Bevor der Europäische Gerichtshof in Luxemburg (EuGH) nicht sein wegweisendes Urteil Ende April gesprochen hat, wird die Bundesregierung nicht reagieren, kündigte Maas an. Bundesinnenminister Thomas de Maizière schäumte: „Der Koalitionsvertrag gilt für alle“, ermahnte er seinen Kabinettskollegen. Sollte das Bußgeld irgendwann fällig werden, muss Maas die Summe aus dem Etat seines Hauses begleichen. Damit hat der SPD-Politiker das Durcheinander um das seit Jahren umstrittene Projekt noch vergrößert.

Auch auf europäischer Ebene herrscht Chaos. Einerseits muss die Kommission gegen Deutschland vorgehen, weil es nach der Zurückweisung der ersten Gesetzesfassung durch das Bundesverfassungsgericht 2010 keine EU-konforme Neuvorlage gegeben hat. Andererseits bereitet die Kommission selbst schon seit April 2013 einen Umbau der Vorschriften vor: Statt wie bisher sechs bis zu höchstens 24 Monate könnten die erfassten Daten dann auch nur drei Monate vorgehalten werden, hatte Innen-Kommissarin Cecilia Malmström damals angeregt. Mobilfunk-Informationen sollen überhaupt nicht mehr erfasst werden, weil sie sich zu Bewegungsprofilen zusammensetzen ließen.

Die Große Koalition will ihre Unstimmigkeiten zur Vorratsdatenspeicherung bei der geplanten Klausur des Kabinetts Ende Januar klären. Das Thema komme bei dem Treffen am 22. und 23. Januar in Meseberg auf die Tagesordnung, sagte Regierungssprecher Steffen Seibert am Montag.

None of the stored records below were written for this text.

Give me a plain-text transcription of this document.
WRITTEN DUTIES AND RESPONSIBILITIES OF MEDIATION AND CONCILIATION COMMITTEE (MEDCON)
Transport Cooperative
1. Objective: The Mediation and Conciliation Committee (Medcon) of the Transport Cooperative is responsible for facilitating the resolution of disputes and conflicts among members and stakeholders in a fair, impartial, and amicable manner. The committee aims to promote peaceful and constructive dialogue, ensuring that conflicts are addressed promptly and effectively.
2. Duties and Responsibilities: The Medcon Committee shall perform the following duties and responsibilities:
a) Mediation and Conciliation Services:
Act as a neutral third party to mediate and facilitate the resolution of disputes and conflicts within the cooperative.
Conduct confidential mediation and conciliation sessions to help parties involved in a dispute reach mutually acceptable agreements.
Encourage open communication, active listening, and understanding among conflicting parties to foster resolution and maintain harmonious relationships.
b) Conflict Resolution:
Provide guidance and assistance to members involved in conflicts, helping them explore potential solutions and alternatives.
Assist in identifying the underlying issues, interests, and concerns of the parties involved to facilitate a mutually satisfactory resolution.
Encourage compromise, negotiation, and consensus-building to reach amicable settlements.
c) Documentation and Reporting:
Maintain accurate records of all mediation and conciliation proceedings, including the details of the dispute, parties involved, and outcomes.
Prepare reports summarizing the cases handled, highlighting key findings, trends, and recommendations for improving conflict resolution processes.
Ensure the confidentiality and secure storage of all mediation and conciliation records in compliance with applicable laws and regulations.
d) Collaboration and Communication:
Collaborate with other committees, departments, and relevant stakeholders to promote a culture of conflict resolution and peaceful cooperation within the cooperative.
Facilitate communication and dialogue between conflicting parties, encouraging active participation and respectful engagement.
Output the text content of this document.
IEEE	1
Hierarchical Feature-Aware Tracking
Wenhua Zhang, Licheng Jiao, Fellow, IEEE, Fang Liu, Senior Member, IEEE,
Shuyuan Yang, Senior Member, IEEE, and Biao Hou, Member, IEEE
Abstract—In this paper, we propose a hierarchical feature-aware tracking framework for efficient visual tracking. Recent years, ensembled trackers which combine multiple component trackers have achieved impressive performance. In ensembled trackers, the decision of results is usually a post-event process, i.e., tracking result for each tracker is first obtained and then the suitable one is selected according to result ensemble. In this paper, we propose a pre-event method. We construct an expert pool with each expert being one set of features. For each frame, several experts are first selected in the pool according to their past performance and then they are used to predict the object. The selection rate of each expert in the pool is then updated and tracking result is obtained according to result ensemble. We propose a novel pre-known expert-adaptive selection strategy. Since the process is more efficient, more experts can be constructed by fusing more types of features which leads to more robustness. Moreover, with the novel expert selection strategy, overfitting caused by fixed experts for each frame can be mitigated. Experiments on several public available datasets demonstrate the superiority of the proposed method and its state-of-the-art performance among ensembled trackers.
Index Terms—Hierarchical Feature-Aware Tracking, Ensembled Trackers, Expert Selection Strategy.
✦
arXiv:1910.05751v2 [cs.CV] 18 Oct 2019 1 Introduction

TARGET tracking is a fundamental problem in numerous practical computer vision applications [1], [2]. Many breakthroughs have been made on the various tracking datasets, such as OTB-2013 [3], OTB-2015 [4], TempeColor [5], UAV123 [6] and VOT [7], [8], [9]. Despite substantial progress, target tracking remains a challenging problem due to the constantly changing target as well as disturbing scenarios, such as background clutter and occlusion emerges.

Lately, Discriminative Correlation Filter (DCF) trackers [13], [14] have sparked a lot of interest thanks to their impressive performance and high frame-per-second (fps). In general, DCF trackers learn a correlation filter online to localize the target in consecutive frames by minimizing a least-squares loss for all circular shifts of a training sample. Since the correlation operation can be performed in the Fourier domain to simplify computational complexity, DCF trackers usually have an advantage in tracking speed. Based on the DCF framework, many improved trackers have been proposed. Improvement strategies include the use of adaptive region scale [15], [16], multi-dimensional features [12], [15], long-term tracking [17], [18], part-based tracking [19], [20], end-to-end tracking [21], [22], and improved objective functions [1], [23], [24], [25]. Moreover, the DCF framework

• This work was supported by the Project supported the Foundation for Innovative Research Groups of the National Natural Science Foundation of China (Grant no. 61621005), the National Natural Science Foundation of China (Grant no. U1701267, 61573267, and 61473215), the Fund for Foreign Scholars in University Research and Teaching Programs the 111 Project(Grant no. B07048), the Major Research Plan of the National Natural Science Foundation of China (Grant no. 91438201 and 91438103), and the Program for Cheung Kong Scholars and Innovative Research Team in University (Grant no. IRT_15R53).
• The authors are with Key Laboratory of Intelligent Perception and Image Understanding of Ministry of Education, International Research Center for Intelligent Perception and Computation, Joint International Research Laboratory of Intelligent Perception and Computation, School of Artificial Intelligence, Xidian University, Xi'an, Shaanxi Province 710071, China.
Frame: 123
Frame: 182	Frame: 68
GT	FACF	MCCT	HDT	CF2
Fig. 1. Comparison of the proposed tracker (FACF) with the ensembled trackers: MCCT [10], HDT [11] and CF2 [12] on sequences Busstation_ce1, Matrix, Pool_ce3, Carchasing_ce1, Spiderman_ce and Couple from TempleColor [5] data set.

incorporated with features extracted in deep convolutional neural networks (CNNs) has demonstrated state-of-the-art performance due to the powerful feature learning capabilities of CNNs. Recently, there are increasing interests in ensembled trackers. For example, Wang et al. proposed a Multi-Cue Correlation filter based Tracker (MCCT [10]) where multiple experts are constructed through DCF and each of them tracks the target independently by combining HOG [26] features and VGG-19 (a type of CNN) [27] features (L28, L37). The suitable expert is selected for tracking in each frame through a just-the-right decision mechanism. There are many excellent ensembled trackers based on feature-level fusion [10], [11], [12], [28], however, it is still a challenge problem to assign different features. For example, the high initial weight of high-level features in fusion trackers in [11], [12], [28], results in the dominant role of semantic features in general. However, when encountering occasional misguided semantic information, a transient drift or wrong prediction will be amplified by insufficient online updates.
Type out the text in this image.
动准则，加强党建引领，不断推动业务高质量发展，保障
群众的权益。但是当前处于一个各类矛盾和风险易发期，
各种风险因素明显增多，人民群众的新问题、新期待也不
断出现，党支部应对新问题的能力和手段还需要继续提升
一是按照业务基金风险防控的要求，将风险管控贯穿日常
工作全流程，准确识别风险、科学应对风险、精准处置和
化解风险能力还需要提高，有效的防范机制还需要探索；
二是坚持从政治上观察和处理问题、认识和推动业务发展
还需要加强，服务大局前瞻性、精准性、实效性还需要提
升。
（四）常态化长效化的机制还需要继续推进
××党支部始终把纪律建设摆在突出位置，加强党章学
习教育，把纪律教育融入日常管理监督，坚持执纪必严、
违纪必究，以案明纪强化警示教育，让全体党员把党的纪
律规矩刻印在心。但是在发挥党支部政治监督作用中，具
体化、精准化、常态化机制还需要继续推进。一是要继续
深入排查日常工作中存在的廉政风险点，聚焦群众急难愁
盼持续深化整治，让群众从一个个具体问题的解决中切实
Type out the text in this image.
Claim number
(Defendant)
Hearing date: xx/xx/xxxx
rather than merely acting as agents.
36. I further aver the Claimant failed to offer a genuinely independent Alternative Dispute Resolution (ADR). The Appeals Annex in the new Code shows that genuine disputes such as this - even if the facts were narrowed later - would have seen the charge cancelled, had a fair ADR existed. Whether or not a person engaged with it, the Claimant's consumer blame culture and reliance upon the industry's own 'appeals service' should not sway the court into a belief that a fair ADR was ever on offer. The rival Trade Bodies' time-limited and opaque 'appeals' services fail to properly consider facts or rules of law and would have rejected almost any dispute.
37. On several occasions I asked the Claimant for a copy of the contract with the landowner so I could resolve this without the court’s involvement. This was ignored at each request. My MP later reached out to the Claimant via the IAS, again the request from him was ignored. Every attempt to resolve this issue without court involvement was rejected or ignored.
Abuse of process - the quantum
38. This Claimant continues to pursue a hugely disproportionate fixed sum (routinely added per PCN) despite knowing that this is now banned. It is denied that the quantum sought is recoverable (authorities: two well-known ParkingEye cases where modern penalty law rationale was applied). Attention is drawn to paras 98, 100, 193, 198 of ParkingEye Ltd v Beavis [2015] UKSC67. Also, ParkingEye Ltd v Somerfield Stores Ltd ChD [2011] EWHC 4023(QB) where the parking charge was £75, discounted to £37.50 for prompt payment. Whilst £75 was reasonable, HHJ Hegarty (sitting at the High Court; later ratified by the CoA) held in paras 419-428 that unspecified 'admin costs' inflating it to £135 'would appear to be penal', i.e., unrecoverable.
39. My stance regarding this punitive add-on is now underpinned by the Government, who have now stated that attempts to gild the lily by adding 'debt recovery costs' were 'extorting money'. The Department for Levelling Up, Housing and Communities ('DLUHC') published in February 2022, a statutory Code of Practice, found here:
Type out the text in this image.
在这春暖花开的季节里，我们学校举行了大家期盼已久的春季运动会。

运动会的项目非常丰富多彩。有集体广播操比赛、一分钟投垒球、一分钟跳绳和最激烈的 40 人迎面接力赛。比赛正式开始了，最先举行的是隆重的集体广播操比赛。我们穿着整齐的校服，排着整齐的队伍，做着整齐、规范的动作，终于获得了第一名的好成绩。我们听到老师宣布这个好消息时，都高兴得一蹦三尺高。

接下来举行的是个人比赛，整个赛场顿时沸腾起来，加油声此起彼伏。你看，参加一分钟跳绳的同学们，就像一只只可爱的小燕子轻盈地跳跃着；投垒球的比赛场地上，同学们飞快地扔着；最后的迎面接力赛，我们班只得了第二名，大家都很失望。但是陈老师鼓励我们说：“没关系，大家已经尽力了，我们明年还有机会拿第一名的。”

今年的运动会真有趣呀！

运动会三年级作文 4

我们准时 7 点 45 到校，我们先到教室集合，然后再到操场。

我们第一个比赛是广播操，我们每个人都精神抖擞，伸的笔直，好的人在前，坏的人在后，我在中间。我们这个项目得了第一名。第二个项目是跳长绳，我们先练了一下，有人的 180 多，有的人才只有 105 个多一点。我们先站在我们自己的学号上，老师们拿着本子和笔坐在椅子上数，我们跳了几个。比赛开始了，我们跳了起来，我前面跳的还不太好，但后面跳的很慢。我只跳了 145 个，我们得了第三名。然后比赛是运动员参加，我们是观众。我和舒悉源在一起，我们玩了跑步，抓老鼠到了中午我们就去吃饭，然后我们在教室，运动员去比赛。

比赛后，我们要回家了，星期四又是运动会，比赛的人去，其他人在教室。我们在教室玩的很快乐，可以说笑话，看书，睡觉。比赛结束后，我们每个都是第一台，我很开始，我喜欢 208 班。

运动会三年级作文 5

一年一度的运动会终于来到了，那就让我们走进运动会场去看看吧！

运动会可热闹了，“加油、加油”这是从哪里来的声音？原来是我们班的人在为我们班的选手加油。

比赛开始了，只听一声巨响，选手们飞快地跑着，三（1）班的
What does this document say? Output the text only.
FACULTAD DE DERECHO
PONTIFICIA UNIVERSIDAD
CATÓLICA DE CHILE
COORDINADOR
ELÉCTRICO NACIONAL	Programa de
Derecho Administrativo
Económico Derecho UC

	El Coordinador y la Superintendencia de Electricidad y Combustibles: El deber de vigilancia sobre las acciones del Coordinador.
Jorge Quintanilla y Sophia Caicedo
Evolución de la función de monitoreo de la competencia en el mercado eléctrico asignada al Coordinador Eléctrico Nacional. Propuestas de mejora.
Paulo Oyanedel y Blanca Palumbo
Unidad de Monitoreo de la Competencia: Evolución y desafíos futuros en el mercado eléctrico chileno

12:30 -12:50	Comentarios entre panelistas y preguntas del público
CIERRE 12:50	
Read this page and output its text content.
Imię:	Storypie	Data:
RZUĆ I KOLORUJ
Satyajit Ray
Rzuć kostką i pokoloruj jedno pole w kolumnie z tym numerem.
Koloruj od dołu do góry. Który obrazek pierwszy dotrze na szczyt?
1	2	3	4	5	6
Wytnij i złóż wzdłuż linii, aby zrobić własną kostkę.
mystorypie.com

Ein Gutachten hatte im Dezember ergeben, dass die bisherige Regelung gegen europäisches Recht verstößt. Dadurch sei eine „besondere Situation“ entstanden. Die Koalition werde sich das Thema nun gemeinsam ansehen. Die Klausur sei der ideale Zeitpunkt dafür. Ziel sei, eine Regelung zur Vorratsdatenspeicherung zu vereinbaren und Strafzahlungen zu vermeiden.

Der Sprecher des Innenministeriums kündigte an, de Maizière werde diese Woche auch direkt mit Justizminister Maas über das Thema reden. Eine Entscheidung über das weitere Vorgehen werde noch im Laufe des Monats fallen. Eine abschließende Entscheidung des EuGH wird bis dahin wohl noch nicht vorliegen. In Deutschland gibt es derzeit keine gesetzliche Regelung zur Vorratsdatenspeicherung. Das Bundesverfassungsgericht hatte die deutsche Regel 2010 gekippt. Die schwarz-gelbe Regierung konnte sich danach auf keine Neufassung einigen.